Tim Tully on 1989 Drosophila Neurobiology Meeting
  Tim Tully     Biography    
Recorded: 01 Aug 2003

I came to the meeting in 1989 and I gave a talk. This is actually a funny story.

Alright. So, again in Jeff “Hall-ese”, this was 1989, early 1990s was when the nature of science was changing. In the 1970s and 1980s, there was no commercial value in science, so you just got a bunch of geeks having fun with their ideas and amazed that anyone would pay them to do things like that because there wasn’t any value to it aside from sheer, pure scientific discovery of thought and fact. But really with the infiltration, with the maturation of molecular biology as a technique and a field, and with the infiltration of that molecular biology into different fields, there slowly crept into the pure science a commercial value. As that commercial value crept in, what we called the fear and loathing amongst scientists crept into even the field of drosophila neurobiology.

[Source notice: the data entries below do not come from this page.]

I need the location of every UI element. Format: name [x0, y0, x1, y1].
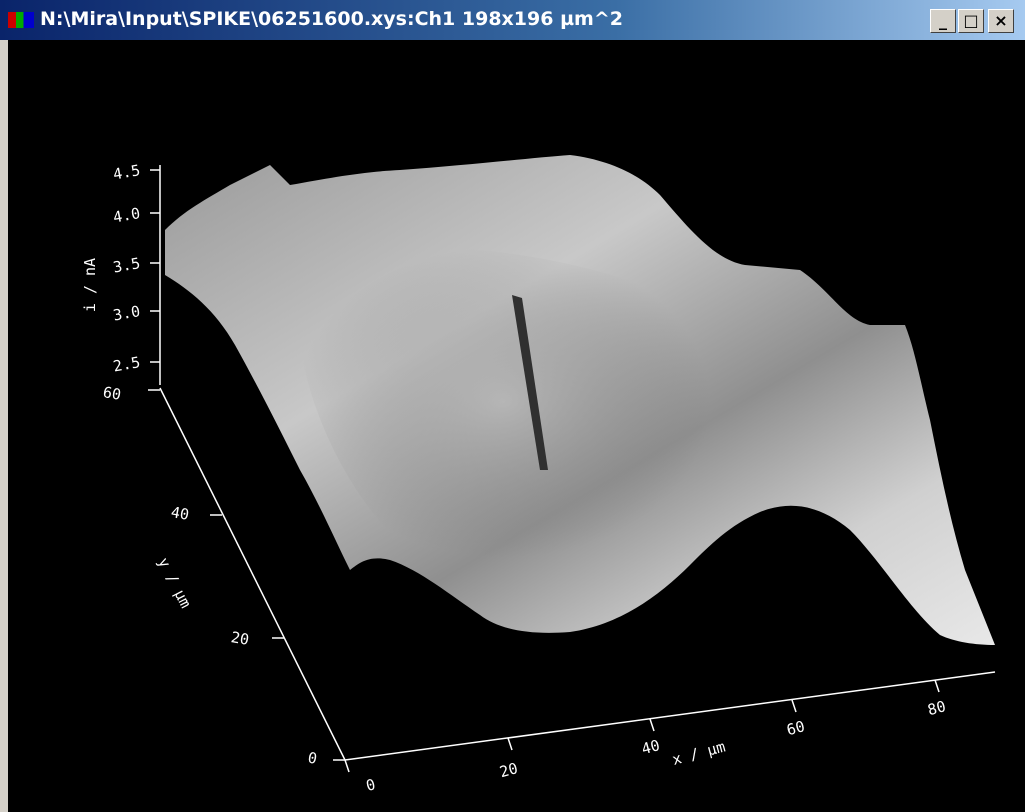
z-tick-label: 4.5 [112, 161, 142, 183]
y-tick-label: 60 [102, 383, 123, 404]
z-tick-label: 2.5 [112, 353, 142, 375]
surface-shading [296, 246, 757, 593]
z-tick-label: 3.5 [112, 254, 142, 276]
y-tick-label: 0 [306, 749, 318, 768]
x-tick-label: 80 [926, 697, 948, 719]
y-axis-line [159, 387, 346, 761]
x-axis-line [344, 671, 996, 761]
z-axis-label: i / nA [81, 258, 99, 312]
app-icon [8, 12, 34, 28]
title-bar: N:\Mira\Input\SPIKE\06251600.xys:Ch1 198… [0, 0, 1025, 40]
x-tick-label: 0 [364, 775, 377, 795]
x-tick [934, 679, 940, 693]
minimize-button[interactable]: _ [930, 9, 956, 33]
y-tick-label: 20 [230, 628, 251, 649]
x-axis-label: x / µm [670, 737, 727, 768]
x-tick-label: 40 [640, 736, 662, 758]
maximize-button[interactable]: □ [958, 9, 984, 33]
x-tick [507, 737, 513, 751]
x-tick-label: 60 [785, 717, 807, 739]
x-tick [791, 699, 797, 713]
x-tick-label: 20 [498, 759, 520, 781]
y-axis-label: y / µm [154, 555, 195, 611]
surface-plot: i / nA y / µm x / µm 4.5 4.0 3.5 3.0 2.5 60 40… [0, 40, 996, 812]
spike [512, 295, 548, 470]
z-tick-label: 3.0 [112, 302, 142, 324]
close-button[interactable]: × [988, 9, 1014, 33]
x-tick [344, 759, 350, 773]
z-tick-label: 4.0 [112, 204, 142, 226]
x-tick [649, 718, 655, 732]
y-tick-label: 40 [170, 503, 191, 524]
window-title: N:\Mira\Input\SPIKE\06251600.xys:Ch1 198… [40, 8, 623, 30]
window-border [0, 40, 8, 812]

At this meeting in 1989, there were definite, distinct people, colleagues, who were trying really hard to impress any crowd. One of those people in that meeting was Herman Stellar who was then at M.I.T. and was a young assistant professor. A very smart man [who] did great experiments. Of German descent, he spoke incredibly fast with a German accent. For the first time in my experience and certainly in several other experiences in the audience, in the course of this twenty minute, short talk he started using two projectors in order essentially to show twice as much data in half the amount of time. He was speaking at the speed of light, so fast with so much data being flashed right, left, right, left, right, left—that no one in the audience could follow a thing he was saying and really just started chuckling at the sheer exertion that this man was making to say everything he possibly could in twenty minutes.

He kind of became the butt of the joke for the rest of the meeting.

Tim Tully is a molecular geneticist, interested in finding the genetic and biological basis of memory in order to better identify pharmacological and behavioral treatments for memory loss. In 1981, he received his Ph.D. from the University of Illinois. Tully joined the Cold Spring Harbor Laboratory staff in 1991 to work on discovering genes involved with memory. He became the St. Giles Foundation Professor of Neuroscience and led the Drosophila learning and memory program. In 1998 he founded Helicon Therapeutics, Inc., a development-stage biotechnology firm that works on new therapies for memory loss and other cognition disorders. In June, 2007, Tully left Cold Spring Harbor Laboratory to become Helicon's Acting Chief Scientific Officer, and assume a key role in the Michigan-based Dart Foundation as it expands its interest in funding neuroscience research.

His work on the transcriptional factor CREB gave way to the first experimental demonstration of enhanced memory formation in genetically engineered animals. Tully works to identify genes involved with long-term memory formation. Tully has determined that by the regulation of gene expression, new, long-term memories can be formed due to the growth of new synapses.